Add some chili powder to it for a bit of color.
(Add water if necessary to incorporate all of the dry masa.)
Knead. It should be about the consistency of playdoh.

Place 1 lb. lard in mixer bowl, soften, add the masa mixture and mix together well,
to the consistency of frosting.
Place a little blob of it, (1 tsp. or so) into a bowl of water. It should float a bit.
Spread 1/4 c. masa mixture onto the inside of a corn husk, into about a 4x4 square.
Don't spread it all of the way to the left edge.
You can use a rice paddle to spread, but I end up using my fingers.
Place 2 tablespoons or so of the meat filling down the center of the spread masa.
(I got busy rolling tamales and didn't "film" the process)
But starting at the edge to your right,
roll once toward the left, fold tail up, and continue rolling to left edge.
Pretty soon, you'll end up with a whole mess of 'em.
Traditionally they are placed in a steamer.
I put mine on end in the crockpot, preheated on high,
add 1" of boiling water to the base of the tamales.
(Don't put water in before placing the tamales in, or you'll get steam burned.)

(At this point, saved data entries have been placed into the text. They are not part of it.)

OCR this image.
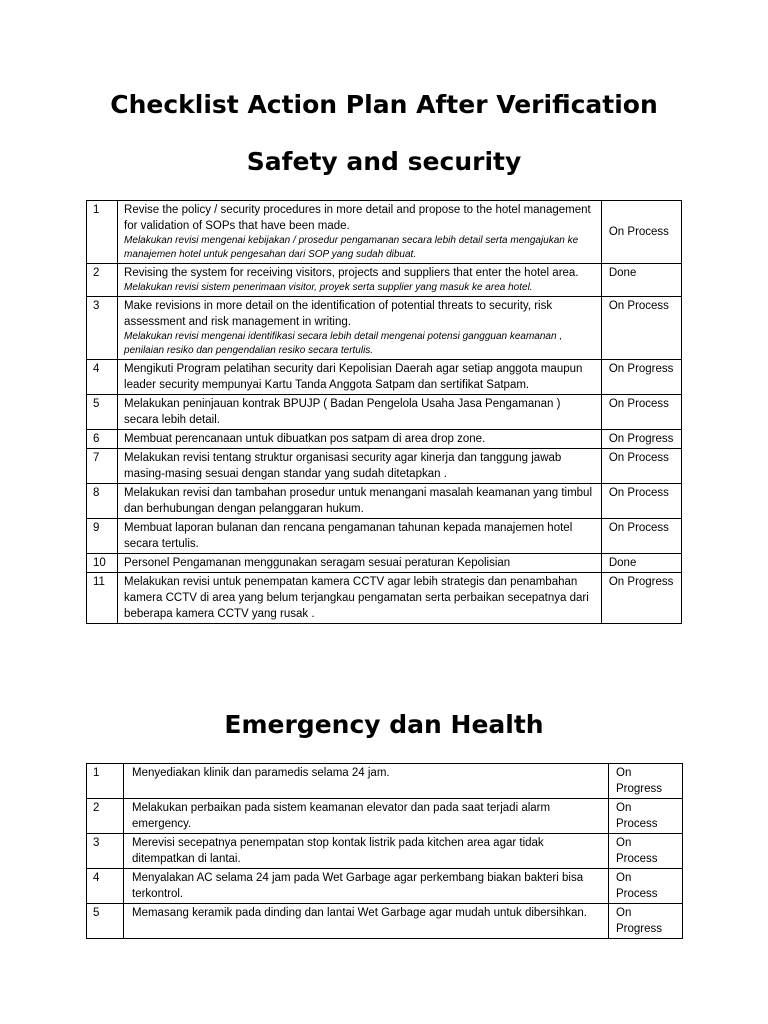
Checklist Action Plan After Verification
Safety and security
1	Revise the policy / security procedures in more detail and propose to the hotel management for validation of SOPs that have been made.
Melakukan revisi mengenai kebijakan / prosedur pengamanan secara lebih detail serta mengajukan ke manajemen hotel untuk pengesahan dari SOP yang sudah dibuat.	On Process
2	Revising the system for receiving visitors, projects and suppliers that enter the hotel area.
Melakukan revisi sistem penerimaan visitor, proyek serta supplier yang masuk ke area hotel.	Done
3	Make revisions in more detail on the identification of potential threats to security, risk assessment and risk management in writing.
Melakukan revisi mengenai identifikasi secara lebih detail mengenai potensi gangguan keamanan , penilaian resiko dan pengendalian resiko secara tertulis.	On Process
4	Mengikuti Program pelatihan security dari Kepolisian Daerah agar setiap anggota maupun leader security mempunyai Kartu Tanda Anggota Satpam dan sertifikat Satpam.	On Progress
5	Melakukan peninjauan kontrak BPUJP ( Badan Pengelola Usaha Jasa Pengamanan ) secara lebih detail.	On Process
6	Membuat perencanaan untuk dibuatkan pos satpam di area drop zone.	On Progress
7	Melakukan revisi tentang struktur organisasi security agar kinerja dan tanggung jawab masing-masing sesuai dengan standar yang sudah ditetapkan .	On Process
8	Melakukan revisi dan tambahan prosedur untuk menangani masalah keamanan yang timbul dan berhubungan dengan pelanggaran hukum.	On Process
9	Membuat laporan bulanan dan rencana pengamanan tahunan kepada manajemen hotel secara tertulis.	On Process
10	Personel Pengamanan menggunakan seragam sesuai peraturan Kepolisian	Done
11	Melakukan revisi untuk penempatan kamera CCTV agar lebih strategis dan penambahan kamera CCTV di area yang belum terjangkau pengamatan serta perbaikan secepatnya dari beberapa kamera CCTV yang rusak .	On Progress
Emergency dan Health
1	Menyediakan klinik dan paramedis selama 24 jam.	On Progress
2	Melakukan perbaikan pada sistem keamanan elevator dan pada saat terjadi alarm emergency.	On Process
3	Merevisi secepatnya penempatan stop kontak listrik pada kitchen area agar tidak ditempatkan di lantai.	On Process
4	Menyalakan AC selama 24 jam pada Wet Garbage agar perkembang biakan bakteri bisa terkontrol.	On Process
5	Memasang keramik pada dinding dan lantai Wet Garbage agar mudah untuk dibersihkan.	On Progress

To ensure that the steam stays in well, place a sheet of aluminum foil on top and
place the lid on top of it. Steam for an hour or more.
They're done! Tamale wrapper on left......steamed tamale on the right.

served with frijoles and salsa.
cooling. preparing to freeze.
We prefer them cut into chunks in a casserole with chili beans,
with additional onion and cheese, and baked 30 min. or so at 350F.